Judge Manglona’s rejection of the CNMI’s “assault weapon” ban is almost as striking as her vindication of the right to bear arms, because she scrutinizes the law’s logic instead of deferring to the supposed expertise and wisdom of legislators. The CNMI law prohibits half a dozen rifle features: 1) a pistol grip under the action of the weapon, 2) a forward pistol grip, 3) a thumbhole stock, 4) a folding or telescoping stock, 5) a flare launcher, and 6) a flash suppressor. Manglona concludes that a ban on these features cannot pass “intermediate scrutiny,” which demands that a law further an important government interest through means that reasonably fit that interest.

“The Commonwealth has not shown through any evidence that its means fit its end,” Manglona writes. “In fact, the evidence suggests that the banned attachments actually tend to make rifles easier to control and more accurate—making them safer to use. Because the Commonwealth’s ban does not match its legitimate and important interest, the ban fails intermediate scrutiny and will be struck down.”

Manglona is likewise unpersuaded that the CNMI ban on long-gun calibers larger than .223, which appears to be the only caliber limit that strict in the country, is reasonably related to public safety. The official rationale is that larger bullets travel farther, creating a greater hazard for innocent bystanders.

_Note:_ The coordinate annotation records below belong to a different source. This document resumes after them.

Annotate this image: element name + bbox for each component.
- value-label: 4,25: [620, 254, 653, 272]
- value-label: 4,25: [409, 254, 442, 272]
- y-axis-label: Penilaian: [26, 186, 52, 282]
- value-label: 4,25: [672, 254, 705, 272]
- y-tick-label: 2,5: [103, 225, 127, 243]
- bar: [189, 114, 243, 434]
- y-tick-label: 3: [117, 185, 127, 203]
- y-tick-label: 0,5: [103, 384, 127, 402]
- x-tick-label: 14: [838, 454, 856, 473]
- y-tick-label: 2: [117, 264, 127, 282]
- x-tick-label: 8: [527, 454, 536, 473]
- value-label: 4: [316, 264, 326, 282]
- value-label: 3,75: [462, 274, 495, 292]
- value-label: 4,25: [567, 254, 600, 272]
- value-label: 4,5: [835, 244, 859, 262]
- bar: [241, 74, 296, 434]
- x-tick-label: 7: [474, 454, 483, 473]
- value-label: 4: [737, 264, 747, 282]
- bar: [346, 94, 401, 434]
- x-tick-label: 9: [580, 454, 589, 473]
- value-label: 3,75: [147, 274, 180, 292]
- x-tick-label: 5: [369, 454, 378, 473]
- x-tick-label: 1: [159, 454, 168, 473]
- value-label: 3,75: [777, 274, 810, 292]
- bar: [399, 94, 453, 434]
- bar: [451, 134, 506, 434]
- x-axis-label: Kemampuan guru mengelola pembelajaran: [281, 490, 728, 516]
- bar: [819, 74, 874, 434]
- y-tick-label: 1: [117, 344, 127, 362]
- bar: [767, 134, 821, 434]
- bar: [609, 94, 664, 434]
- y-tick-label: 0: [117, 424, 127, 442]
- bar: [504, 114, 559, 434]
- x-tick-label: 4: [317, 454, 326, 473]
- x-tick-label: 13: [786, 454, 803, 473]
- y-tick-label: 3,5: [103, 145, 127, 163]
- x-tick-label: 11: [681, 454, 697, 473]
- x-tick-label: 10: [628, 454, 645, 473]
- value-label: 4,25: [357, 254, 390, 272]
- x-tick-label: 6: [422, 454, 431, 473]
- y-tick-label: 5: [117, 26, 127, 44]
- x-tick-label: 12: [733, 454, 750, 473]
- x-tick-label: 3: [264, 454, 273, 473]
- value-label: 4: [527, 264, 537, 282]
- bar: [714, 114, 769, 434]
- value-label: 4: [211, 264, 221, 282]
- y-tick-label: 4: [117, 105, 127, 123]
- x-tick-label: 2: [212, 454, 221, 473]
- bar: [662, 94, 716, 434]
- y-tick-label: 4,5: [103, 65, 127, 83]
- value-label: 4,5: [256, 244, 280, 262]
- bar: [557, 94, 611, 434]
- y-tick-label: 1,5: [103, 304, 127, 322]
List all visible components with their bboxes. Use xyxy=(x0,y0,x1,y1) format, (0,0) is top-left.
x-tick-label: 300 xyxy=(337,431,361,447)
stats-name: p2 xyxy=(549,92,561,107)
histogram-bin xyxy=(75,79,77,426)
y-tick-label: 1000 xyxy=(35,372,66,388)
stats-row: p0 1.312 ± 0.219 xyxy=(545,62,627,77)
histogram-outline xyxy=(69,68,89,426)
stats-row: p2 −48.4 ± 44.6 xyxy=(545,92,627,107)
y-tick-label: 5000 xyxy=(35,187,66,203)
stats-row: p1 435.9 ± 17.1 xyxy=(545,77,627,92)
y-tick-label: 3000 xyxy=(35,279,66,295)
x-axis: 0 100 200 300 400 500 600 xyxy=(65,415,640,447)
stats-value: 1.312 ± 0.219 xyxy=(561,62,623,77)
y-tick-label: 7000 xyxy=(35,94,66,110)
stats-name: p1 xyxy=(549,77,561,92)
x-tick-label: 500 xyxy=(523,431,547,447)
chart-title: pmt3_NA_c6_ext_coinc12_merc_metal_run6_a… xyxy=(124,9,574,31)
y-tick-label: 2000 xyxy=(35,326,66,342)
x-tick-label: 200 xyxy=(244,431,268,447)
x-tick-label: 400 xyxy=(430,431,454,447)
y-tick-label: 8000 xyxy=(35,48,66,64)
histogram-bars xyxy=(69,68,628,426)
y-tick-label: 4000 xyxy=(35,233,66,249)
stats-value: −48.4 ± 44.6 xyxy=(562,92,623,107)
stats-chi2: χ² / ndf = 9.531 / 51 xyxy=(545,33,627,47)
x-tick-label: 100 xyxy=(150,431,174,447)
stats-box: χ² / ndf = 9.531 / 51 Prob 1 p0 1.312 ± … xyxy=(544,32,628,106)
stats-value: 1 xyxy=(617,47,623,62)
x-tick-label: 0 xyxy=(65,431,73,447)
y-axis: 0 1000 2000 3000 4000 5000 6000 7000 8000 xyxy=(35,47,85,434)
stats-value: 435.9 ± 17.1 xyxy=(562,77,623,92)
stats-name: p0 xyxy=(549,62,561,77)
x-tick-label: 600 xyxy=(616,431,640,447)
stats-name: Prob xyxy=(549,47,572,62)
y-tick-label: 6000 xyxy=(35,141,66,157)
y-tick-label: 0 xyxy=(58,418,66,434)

But other factors affect a rifle’s maximum range, Manglona notes, and “given the prevalence of dense jungle, hills, and buildings within the CNMI, most bullets fired from almost any gun would probably be stopped before reaching its effective range.”

The exorbitant CNMI tax on handguns, which raises the cost of the cheapest pistol by almost 700 percent, is also unusual. “The power to tax is not just the power to fund the government,” Manglona observes. “It is the power to destroy.” Because a $1,000 tax “comes close to destroying the Second Amendment right to acquire ‘the quintessential self-defense weapon,’” she writes, “the Court will strike it down.”

Manglona also deemed the burden imposed by the CNMI’s gun registration system, which requires a separate application for each weapon, unjustified by public safety concerns. By contrast, she upheld the commonwealth’s licensing requirement for gun buyers, mainly because it goes beyond federal law by “requiring background checks for all aspiring gun owners,” and not just those who purchase their firearms from federally licensed dealers. She also upheld the commonwealth’s ban on magazines that hold more than 10 rounds, saying it probably would not have much impact on self-defense and might reduce deaths in mass shootings. Manglona in any case had little choice but to uphold that restriction, since the 9th Circuit last year approved an “identical ban” imposed by Sunnyvale, California.

Manglona notes the perseverance of the plaintiff in this case, a former U.S. Army Ranger named Paul Murphy who represented himself through years of litigation. “Murphy’s battle for justice began more than nine years ago when he first applied for and was denied possession and use of his firearms,” she writes. “Plaintiff has valiantly pursued all lawful efforts to protect and defend his rights in a community where the voice of the majority can often overpower the equally important rights of the minority.”